Durante la cena de la otra noche, me preguntaron por enésima vez: ¿qué nos había traído a esta parte del mundo, aislados como estábamos, en un pequeño pueblo donde nadie nos conocía? ¿Qué fue lo que impulsó nuestra decisión de mudarnos aquí? Hice una pausa y reflexioné que solo podría haber sido un ataque de locura temporal. Una de esas decisiones espontáneas que te afectan por el resto de tu vida y terminas preguntándote cómo comenzó todo. Mi esposa y yo íbamos en el coche, bordeando el tráfico bajo el paso elevado de la autopista, con la intención de asistir a la inauguración de una exposición de arte en la Península, buscando la vía de acceso a la autopista. En lo alto, atornillado al paso elevado, se veía un letrero: Refugio Animal, con una flecha apuntando hacia la izquierda.
—¡Vamos a echar un vistazo! —sugerí, recordando a todos los perros que había tenido desde la infancia, pensando en algunos de mis amigos más queridos.
—Pero, ¿qué hay de …? —preguntó mi esposa.
—¡No hay problema! Es solo entrar, echar un vistazo y seguimos nuestro camino. Sólo tomará un minuto —le contesté, girando a la izquierda. Aparcamos y entramos en el refugio, donde nos llevaron a una gran habitación diáfana, llena de jaulas, todas con perros de todos los tamaños y formas, cada uno haciendo todo lo posible por impresionar.
—¡Elígeme! —dijo uno.
—No,—dijo otro. —¡A mí! —saltando extático.
Nos fijamos en cachorros y viejos chuchos callejeros, abrumados por la elección en oferta hasta que, en el rostro sonriente de cachorro mezcla de pastor alemán, notamos una reluciente hilera de dientes que nos robó el corazón.
—Mira, ¡ese perro sonríe! ¡Este es! —exclamé con entusiasmo. —¡Los perros sonrientes son raros y este será un campeón!
De regreso al mostrador le dije a la señora que habíamos encontrado a nuestro perro. Ella estaba encantada, y nos entregó los papeles de adopción y nos acompañó al coche, entregándonos una correa de cortesía. Acomodándose en el asiento trasero, el perro parecía contento de haber salido de su jaula. Sin embargo, a las pocas manzanas noté que su pelaje color canela contrastaba con el interior negro del coche y el asiento trasero estaba ahora enmarañado con el pelo del perro.
—Tal vez deberíamos considerar comprar un auto con un interior marrón claro —reflexioné.

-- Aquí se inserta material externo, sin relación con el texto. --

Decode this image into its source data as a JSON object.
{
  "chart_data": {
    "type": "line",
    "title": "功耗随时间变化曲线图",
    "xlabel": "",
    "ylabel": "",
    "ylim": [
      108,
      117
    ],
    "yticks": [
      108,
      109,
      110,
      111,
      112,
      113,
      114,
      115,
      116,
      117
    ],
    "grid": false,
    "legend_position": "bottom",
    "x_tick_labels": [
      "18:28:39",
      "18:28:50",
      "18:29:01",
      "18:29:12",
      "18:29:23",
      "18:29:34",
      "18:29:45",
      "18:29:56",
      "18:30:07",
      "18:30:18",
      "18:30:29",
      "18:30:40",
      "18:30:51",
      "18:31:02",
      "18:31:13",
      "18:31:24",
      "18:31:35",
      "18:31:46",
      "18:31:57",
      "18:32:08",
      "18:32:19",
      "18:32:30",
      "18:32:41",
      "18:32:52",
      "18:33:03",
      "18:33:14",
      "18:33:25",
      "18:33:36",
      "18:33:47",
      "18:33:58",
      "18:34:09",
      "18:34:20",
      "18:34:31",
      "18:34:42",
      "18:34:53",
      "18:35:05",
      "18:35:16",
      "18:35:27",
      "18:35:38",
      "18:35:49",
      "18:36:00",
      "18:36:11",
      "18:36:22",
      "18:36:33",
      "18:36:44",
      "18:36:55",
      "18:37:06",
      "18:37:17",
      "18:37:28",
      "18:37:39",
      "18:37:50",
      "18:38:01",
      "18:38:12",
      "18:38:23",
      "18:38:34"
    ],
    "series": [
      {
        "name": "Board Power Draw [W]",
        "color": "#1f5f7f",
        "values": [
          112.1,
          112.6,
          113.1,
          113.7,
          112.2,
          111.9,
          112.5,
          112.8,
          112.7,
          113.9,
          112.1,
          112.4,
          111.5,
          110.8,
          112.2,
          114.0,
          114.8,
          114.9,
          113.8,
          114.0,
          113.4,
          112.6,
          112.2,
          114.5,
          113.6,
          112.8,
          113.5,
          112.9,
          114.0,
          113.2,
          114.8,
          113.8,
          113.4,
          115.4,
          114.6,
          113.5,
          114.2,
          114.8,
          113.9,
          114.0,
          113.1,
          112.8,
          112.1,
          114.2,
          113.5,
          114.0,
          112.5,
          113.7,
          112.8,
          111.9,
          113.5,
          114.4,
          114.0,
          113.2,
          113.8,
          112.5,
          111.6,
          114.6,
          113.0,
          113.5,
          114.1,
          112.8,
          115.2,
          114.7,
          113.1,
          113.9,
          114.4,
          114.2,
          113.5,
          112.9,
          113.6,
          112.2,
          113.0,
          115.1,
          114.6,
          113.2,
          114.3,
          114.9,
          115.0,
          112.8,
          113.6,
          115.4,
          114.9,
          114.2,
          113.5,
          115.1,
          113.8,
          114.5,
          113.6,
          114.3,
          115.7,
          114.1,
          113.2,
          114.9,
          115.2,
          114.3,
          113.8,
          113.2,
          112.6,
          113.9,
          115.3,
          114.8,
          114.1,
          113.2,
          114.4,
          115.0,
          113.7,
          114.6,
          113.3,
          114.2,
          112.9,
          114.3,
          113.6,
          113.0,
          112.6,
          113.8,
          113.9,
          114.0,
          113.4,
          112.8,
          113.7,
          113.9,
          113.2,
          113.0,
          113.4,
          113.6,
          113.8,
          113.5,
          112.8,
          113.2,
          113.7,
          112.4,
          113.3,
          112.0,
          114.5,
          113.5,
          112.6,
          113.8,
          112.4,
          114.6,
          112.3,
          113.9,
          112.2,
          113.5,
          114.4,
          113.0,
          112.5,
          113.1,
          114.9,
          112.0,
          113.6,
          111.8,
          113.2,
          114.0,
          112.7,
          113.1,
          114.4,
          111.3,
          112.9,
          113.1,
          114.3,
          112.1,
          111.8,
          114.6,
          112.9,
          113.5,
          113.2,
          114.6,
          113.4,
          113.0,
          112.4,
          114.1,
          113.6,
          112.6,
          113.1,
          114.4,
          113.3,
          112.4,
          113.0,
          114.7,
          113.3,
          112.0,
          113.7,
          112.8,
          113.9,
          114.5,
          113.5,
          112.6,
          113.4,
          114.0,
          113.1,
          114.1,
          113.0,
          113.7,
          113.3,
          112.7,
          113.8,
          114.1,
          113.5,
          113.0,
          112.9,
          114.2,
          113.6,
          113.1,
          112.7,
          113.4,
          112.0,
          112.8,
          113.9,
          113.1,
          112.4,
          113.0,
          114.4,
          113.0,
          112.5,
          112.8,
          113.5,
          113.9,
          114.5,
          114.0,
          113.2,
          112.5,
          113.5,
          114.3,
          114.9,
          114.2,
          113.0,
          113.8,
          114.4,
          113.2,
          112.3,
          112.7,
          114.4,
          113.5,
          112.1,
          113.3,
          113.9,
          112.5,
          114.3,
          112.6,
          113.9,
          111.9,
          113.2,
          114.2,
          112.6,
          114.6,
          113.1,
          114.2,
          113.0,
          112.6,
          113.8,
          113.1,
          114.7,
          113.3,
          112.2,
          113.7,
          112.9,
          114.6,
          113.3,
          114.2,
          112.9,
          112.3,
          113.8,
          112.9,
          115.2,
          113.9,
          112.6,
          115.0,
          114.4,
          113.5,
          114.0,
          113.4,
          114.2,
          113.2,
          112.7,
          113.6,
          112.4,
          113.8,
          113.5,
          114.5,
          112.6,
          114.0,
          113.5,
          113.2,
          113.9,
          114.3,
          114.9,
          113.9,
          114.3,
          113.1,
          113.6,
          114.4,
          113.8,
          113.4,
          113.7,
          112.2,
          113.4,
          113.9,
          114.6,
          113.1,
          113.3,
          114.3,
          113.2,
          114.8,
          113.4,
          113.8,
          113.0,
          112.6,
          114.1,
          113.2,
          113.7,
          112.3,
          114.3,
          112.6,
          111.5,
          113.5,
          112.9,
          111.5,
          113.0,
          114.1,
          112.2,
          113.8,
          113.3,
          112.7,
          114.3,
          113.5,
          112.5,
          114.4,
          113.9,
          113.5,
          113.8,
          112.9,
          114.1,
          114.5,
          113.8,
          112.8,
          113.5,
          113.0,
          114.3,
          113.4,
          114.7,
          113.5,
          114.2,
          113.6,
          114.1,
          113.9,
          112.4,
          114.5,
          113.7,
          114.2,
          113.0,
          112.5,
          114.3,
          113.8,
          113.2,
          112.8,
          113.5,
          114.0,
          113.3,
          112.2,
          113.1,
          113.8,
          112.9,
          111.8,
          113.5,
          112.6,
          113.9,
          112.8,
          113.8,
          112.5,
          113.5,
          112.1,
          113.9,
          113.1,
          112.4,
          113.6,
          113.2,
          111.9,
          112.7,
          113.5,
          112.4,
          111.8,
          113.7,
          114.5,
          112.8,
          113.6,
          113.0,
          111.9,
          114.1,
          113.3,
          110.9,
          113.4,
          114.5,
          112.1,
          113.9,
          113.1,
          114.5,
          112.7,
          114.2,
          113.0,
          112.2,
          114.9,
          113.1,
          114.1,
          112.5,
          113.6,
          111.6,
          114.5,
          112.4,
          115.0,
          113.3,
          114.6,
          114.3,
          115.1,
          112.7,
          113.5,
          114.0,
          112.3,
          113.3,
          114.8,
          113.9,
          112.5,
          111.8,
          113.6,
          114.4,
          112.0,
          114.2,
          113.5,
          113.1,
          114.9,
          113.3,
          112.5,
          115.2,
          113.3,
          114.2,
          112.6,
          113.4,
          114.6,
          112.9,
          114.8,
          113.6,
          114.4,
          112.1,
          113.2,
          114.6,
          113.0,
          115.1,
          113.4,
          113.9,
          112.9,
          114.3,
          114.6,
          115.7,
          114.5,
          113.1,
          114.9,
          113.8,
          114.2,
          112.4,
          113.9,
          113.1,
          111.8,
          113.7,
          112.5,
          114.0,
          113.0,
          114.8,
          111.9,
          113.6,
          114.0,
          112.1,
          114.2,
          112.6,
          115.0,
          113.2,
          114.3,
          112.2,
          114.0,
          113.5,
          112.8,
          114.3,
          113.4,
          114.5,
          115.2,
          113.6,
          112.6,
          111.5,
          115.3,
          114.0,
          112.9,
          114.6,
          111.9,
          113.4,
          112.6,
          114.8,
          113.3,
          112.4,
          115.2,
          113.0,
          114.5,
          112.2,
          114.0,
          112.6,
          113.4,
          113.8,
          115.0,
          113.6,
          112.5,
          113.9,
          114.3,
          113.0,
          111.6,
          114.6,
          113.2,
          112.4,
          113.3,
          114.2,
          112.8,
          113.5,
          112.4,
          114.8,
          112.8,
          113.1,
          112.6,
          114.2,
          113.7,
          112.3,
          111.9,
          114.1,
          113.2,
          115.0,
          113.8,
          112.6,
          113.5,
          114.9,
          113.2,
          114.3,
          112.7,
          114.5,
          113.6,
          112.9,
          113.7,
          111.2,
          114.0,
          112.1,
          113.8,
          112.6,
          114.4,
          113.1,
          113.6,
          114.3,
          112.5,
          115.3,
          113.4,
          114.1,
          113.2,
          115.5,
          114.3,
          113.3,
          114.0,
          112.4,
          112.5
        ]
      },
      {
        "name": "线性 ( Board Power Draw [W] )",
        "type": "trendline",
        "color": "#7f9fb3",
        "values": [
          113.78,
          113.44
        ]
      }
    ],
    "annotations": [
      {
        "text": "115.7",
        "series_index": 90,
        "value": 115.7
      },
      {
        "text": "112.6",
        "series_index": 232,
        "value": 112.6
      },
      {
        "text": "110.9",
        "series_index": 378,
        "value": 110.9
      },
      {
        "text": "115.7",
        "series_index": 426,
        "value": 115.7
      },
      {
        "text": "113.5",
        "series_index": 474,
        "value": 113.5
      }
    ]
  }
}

Mi perpleja esposa permaneció sentada en silencio, lo cual interpreté como una aquiescencia, y conduje hacia casa, pensando en nuestro próximo coche. Tras gastar cientos de dólares en tazones, comida para perros, un nuevo collar con su correa, golosinas y juguetes, llegamos a la entrada de la casa. Le puse la correa y entramos
—Bienvenido, chico! ¡Aquí tienes tu nuevo hogar! —dije.
Sin saber cuándo había sido la última vez que pudo hacer sus necesidades, decidí llevarlo a pasear por el vecindario. Siempre he pensado que los collares y las correas eran símbolos de la esclavitud y dudaba que un perro que valiera la pena apreciara tener que usarlas. Así que una vez cruzada la calle, lo solté, esperando que no huyera. Me complació ver que corría unos metros por delante y luego se detenía para comprobar que seguía detrás antes de continuar. ¡Este tipo ya se sentía parte de la familia! Me estaba guiando en un viaje de descubrimiento que yo estaba feliz en seguir. En ese momento su nombre se me cruzó por la mente como un letrero de neón: Pilot. Quizás había sido inconscientemente influenciado por la novela de Brontë, pero este perro era un líder y ese sería su nombre.
Durante las siguientes semanas y meses nos concentramos en su entrenamiento, conociéndonos mejor. Pronto quedó claro que Pilot era excepcionalmente inteligente. No solo aprendió a obedecer órdenes de voz como sentarse, venir a tacón, quedarse quieto, girar y otros tras solo unos pocos intentos, sino que también respondía a señales de mano. Cada mañana, iba al trabajo una o dos horas después de la hora punta, cruzando el puente Golden Gate a la ciudad de San Francisco, donde tenía mi despacho, y él me solía acompañar, pasando el día conmigo.
Pero Pilot vino con un problema. Conocido eufemísticamente como ‘ansiedad por separación’, su comportamiento cambió dramáticamente cuando se le dejaba solo a su suerte. No era ansiedad, ¡era venganza! La primera vez que lo dejamos en casa volvimos para encontrar las cortinas romanas del salón reconfiguradas en tiras. Un hermoso jersey de cachemira que había recibido de mi esposa para mi cumpleaños yacía en pedazos, arrastrado hasta la puerta desde mi armario.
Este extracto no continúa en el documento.